Manhattan Upper East Side Halloween
Last Halloween, the horror adorning the facade of the $49 million Upper East Side townhouse owned by the hedge fund billionaire Philip Falcone and his wife, Lisa Maria, was an aged crone cradling a dead baby. Inside a black hearse parked by the curb on East 67th Street, the Grim Reaper beheaded a corpse.
The crone is gone this year, perhaps in a nod to neighbors’ protests about a display that included a smoke-breathing gargoyle and a little girl at play on a swing marked “Cemetery.”
But the hearse is back and the protests all but forgotten, as hedge funders in greater numbers join the competition to outspook other one-tenth of 1 percenters — or else prove once and for all that Manhattan is the new suburbs.

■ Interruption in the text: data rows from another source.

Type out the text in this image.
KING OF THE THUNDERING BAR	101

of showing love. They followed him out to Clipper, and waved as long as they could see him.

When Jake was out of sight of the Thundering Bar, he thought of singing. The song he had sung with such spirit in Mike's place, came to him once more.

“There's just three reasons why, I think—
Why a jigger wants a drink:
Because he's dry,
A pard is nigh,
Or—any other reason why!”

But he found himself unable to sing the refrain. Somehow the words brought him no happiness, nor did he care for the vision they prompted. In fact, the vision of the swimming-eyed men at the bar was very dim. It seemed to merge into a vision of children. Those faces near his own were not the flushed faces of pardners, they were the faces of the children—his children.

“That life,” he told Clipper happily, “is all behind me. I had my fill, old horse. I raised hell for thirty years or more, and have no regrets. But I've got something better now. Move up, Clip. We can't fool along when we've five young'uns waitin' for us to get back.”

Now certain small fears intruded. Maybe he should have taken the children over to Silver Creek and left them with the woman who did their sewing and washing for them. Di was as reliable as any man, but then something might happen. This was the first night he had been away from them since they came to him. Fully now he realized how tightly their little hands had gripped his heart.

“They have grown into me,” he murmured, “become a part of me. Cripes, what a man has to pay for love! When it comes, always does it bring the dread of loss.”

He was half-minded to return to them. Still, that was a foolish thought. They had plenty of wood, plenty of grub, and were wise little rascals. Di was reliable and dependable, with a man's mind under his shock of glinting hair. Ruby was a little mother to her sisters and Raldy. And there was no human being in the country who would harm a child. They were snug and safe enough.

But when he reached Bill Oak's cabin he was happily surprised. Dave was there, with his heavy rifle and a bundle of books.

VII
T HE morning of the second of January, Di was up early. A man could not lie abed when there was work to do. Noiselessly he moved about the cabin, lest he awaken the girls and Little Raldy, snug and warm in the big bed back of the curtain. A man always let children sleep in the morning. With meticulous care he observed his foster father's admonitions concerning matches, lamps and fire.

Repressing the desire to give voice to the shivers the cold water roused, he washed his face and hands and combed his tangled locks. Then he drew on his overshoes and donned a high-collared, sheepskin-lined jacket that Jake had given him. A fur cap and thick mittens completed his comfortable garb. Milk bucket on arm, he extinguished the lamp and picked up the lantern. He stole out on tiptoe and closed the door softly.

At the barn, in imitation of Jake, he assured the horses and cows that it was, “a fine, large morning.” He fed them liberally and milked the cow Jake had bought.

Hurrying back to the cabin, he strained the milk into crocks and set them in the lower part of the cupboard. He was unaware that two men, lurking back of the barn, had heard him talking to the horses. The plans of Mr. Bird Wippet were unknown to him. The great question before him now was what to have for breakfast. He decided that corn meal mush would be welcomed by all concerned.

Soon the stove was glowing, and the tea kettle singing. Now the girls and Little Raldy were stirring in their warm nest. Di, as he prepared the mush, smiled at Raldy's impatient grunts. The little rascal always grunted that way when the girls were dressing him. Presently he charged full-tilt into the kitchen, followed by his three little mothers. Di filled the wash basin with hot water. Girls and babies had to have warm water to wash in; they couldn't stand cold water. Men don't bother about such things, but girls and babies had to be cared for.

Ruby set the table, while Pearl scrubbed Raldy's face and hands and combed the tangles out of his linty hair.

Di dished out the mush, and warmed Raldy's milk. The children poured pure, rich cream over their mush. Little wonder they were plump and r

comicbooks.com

On side streets throughout Manhattan’s most expensive ZIP codes, townhouses are bedecked from cornice to stoop with the gruesome trappings of a secularized (and wildly commercialized) modern version of an ancient Celtic harvest festival.
There are goblins, crones, witches, zombies, skeletons, ghouls, ghosts and bats and — for the last few years outside the East 74th Street house owned by Marc Lasry, a co-founder of Avenue Capital — bloodied life-size dummies hung from a balcony.
Currently poised by the chaste neo-Classical style door to one multimillion-dollar East 67th Street house just down the block from the Falcones stands an effigy of a spooky two-headed girl with an army of rats swarming at her feet. Feel free to choose your own metaphor.